Storage as a Communication Problem
Updated: Mar 19, 2022
In the novel Death's End author Liu Cixin describes the difficulty of storing information that will last for a hundred million years. USB sticks and solid state drives would fail after a few decades at most - a CD not much longer. Papyrus and paper would rot or degrade after a few centuries or millenia under the best of conditions. Eventually he lands on the use of stone - massive carvings robust enough to outlast a geological age.
Cement and stone are extremely robust - Pont du Gard is an ancient Roman aqueduct built in the first century AD in the South of France (near the town of Nîmes which has a functional colosseum that still runs bullfights and Rammstein concerts to this day). One of the interesting things about these structures is seeing the graffiti left by travellers over the centuries - a bit of a "Mike wuz here" from 1598. But as robust as they are concrete and stone are impermanent. Nature can only remove from the message as they seconds pass - given enough time even the most solid stone will weather away and disappear to dust.
As Richard Hamming and many other information theorists have noted, storage is a type of communication problem. Here our storage medium transmits a signal across time. As with a radio transmitter or a telegraph array the signal is subject to degradation and noise before reaching its audience. Book pages yellow, or become water damaged, or are torn. Transistors corrode. Languages to decode the original message become lost* and software protocols move on. Statues are worn to gravel and erode down to sand.
Information from a message can only decrease as we move through time. We state this more formally by noting that a transmitted message can be treated as a Markov chain and satisfies a data processing inequality. This raises an interesting point. Take the great wealth of all knowledge that exists in the world at a point in time. From all of the books and magazines in libraries, down to the sensation that a hummingbird feels as it drinks from a flower. How can this be communicated to the future, or at least how can the important things be preserved?
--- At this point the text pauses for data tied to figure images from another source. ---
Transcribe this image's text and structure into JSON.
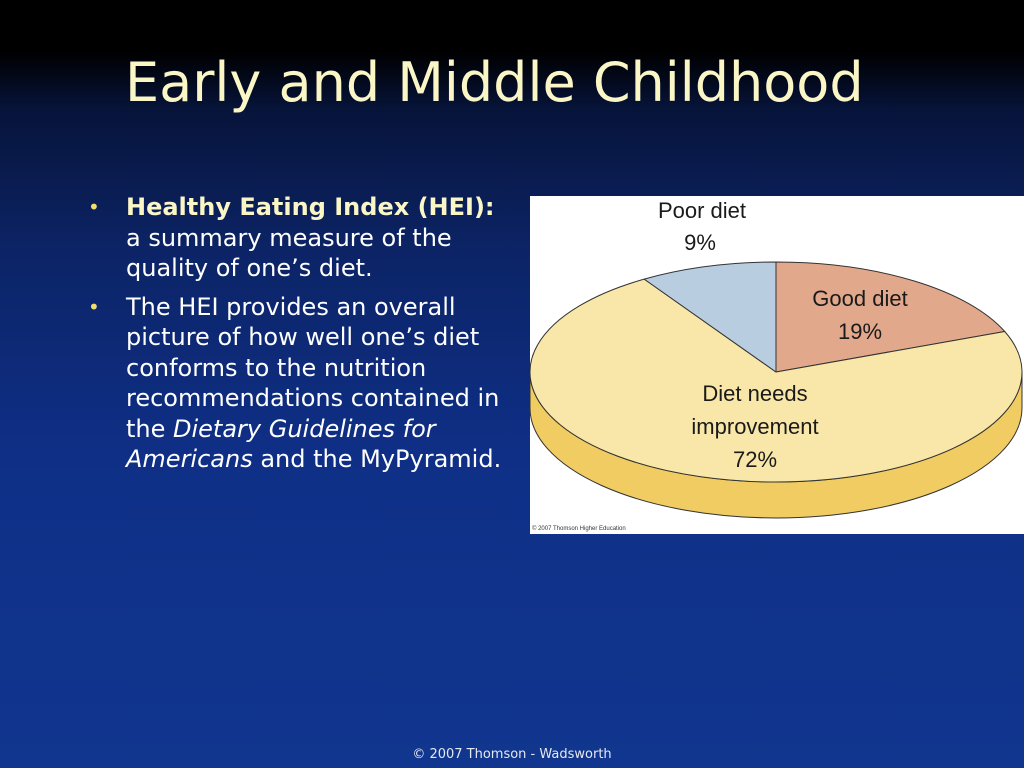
{
  "slide": {
    "title": "Early and Middle Childhood",
    "bullets": [
      {
        "term": "Healthy Eating Index (HEI):",
        "text": " a summary measure of the quality of one’s diet."
      },
      {
        "text_before": "The HEI provides an overall picture of how well one’s diet conforms to the nutrition recommendations contained in the ",
        "emphasis": "Dietary Guidelines for Americans",
        "text_after": " and the MyPyramid."
      }
    ],
    "footer": "© 2007 Thomson - Wadsworth"
  },
  "chart_data": {
    "type": "pie",
    "style": "3d",
    "slices": [
      {
        "label": "Good diet",
        "value": 19,
        "display": "19%",
        "color": "#e2a88c"
      },
      {
        "label": "Diet needs improvement",
        "label_lines": [
          "Diet needs",
          "improvement"
        ],
        "value": 72,
        "display": "72%",
        "color": "#f8e7a8",
        "side_color": "#f0cc63"
      },
      {
        "label": "Poor diet",
        "value": 9,
        "display": "9%",
        "color": "#b9cde0"
      }
    ],
    "copyright": "© 2007 Thomson Higher Education"
  },
  "colors": {
    "title": "#fbf6c6",
    "bullet_marker": "#f2df6a",
    "body_text": "#ffffff"
  }
}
Writers and historians will compress an intractable amount of world information to a compressed representation - a book, a song, a sculpture, or some other imperfect facsimile of a tiny subset of reality. And yet even these representations are lost to history. How many books lie unread on shelves, or sit in bookstore warehouses waiting to be rediscovered. As a result, how many ideas and inventions are need to be reinvented rather than recycled?
This is a necessity consequence of communication. The world contains too much information for even at an instant to ever be recorded and transmitted - even for a subset of a subset of a niche section of an obscure facet. In a one-paragraph short story Borges once wrote of an infinite map perfectly recreating the world almost down to the cartographer on its surface - how much harder would the job be of the author writing an infinite world on their pages?**
So how can we prevent important information being lost to the sands of time? Imagine that instead of a single path of information we have one that branches and rejoins further down the line to be cross-referenced or which itself branches further to generate redundancy.
In deep learning models we could call this a skip connection or branched redundancy. Information here has more than one point of failure and so is more robust to being lost. As the signal is repeated and refreshed, it is able to travel a much farther distance in time without being lost. You can see this a little in research. One of the core parts of papers is a compressed summary of the field as it has come before. This "repeater" action allows the ideas to be refreshed and transferred to the "frontier" of the current state of the field.
This does not mean that information is not lost through repetition, branching or transmission - much useful and relevant information is dropped by copying or compression, both through the interpretation of the reader and the necessities of time, space, and contemporary lens.
"They say you die twice. Once when you stop breathing and the second, a bit later on, when somebody mentions your name for the last time." Ideas will die eventually too - when they are no longer transmitted, refreshed, or are unable to be carried on to the future. An idea spreads, and grows, and eventually dies by the same dynamic as an epidemiological outbreak propagating through a population. An R naught for information.
It is a cliche that there is nothing new under the sun. If you read a top paper published in the 1950's you will likely find a result that would not look out of place in a leading journal today. So many things fall by the way as time moves on - common objects and knowledge collect below the surface like artefacts hidden from the light of day by an accumulated dust of centuries. Excavating the foundation is often as important as building the new structure above. There are many gems, bones, treasures, and trash hidden below the surface.
* There have been recent attempts to use machine learning approach for restoring extinct languages http://people.csail.mit.edu/j_luo/assets/publications/DecipherUnsegmented.pdf
** Lewis Carroll covers the same idea, wittily remarking that the map has never been rolled out as the farmers complained it would shut out the sunlight.